Phase 5 — Agentic Learning System · shipped

  • Automated solution classification
  • Pattern extraction
  • Skill gap analysis — home section derived live from the manifest: difficulty mix, untouched core domains, single-solve domains

Personalized learning recommendations were dropped from scope (not deferred): the repository stores solved work only, so by design there is no catalogue of unsolved problems to recommend from. "What next?" is the agent's job at solve time, with the skill-gap analysis as its input.


Contribution Philosophy

Although this repository is currently maintained by a single author, all content follows software engineering standards regarding:

  • Consistency
  • Documentation
  • Traceability
  • Reproducibility
  • Long-term maintainability

Disclaimer

This repository is intended for educational purposes, professional development, and knowledge sharing.

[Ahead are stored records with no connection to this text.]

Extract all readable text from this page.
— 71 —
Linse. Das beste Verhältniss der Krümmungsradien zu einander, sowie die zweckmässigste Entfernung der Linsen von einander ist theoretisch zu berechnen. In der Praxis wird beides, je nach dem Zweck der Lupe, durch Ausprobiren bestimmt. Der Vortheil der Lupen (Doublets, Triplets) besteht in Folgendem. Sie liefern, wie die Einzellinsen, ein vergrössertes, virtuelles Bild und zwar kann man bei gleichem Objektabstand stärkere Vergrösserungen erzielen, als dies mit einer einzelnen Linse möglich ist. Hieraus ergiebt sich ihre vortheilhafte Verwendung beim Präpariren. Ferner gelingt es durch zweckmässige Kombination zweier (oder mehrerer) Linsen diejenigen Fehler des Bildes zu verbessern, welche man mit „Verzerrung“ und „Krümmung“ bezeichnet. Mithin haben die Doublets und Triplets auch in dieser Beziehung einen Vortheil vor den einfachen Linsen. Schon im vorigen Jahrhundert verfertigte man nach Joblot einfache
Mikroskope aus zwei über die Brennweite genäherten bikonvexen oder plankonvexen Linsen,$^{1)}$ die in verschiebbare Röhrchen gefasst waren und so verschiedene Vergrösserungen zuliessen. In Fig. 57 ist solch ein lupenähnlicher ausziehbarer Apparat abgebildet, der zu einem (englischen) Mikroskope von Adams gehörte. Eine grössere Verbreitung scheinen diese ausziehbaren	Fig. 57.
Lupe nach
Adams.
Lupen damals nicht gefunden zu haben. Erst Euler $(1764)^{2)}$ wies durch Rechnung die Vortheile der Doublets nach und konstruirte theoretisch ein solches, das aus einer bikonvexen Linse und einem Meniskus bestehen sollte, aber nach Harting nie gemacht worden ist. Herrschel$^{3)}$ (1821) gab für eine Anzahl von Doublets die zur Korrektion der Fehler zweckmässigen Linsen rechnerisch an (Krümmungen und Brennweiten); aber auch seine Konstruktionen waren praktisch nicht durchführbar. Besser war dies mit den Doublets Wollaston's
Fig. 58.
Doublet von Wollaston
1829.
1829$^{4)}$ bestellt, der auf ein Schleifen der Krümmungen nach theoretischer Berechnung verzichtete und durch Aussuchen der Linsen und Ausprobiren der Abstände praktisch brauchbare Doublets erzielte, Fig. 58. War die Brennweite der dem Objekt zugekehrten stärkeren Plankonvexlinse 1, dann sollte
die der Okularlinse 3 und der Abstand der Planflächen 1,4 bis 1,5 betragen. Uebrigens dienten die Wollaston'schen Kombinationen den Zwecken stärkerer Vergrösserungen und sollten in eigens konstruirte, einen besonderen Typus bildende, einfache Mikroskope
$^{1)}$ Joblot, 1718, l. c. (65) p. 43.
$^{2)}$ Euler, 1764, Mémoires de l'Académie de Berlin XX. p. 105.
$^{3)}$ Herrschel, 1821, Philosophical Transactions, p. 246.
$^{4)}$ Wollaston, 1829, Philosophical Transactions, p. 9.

Solutions are published to document learning progress and software engineering practices rather than to provide shortcuts for active assessments or interviews.


Author

Daniel Polo ─ Software Architect & Engineering Enthusiast

Building a long-term knowledge system around algorithms, software design, problem solving, and continuous technical growth.

About

A continuously evolving engineering knowledge repository featuring coding challenge solutions, algorithmic patterns, data structures, optimization techniques, and architectural learning notes. Designed to showcase problem-solving capabilities, technical growth, and engineering best practices through structured docs and reusable implementations.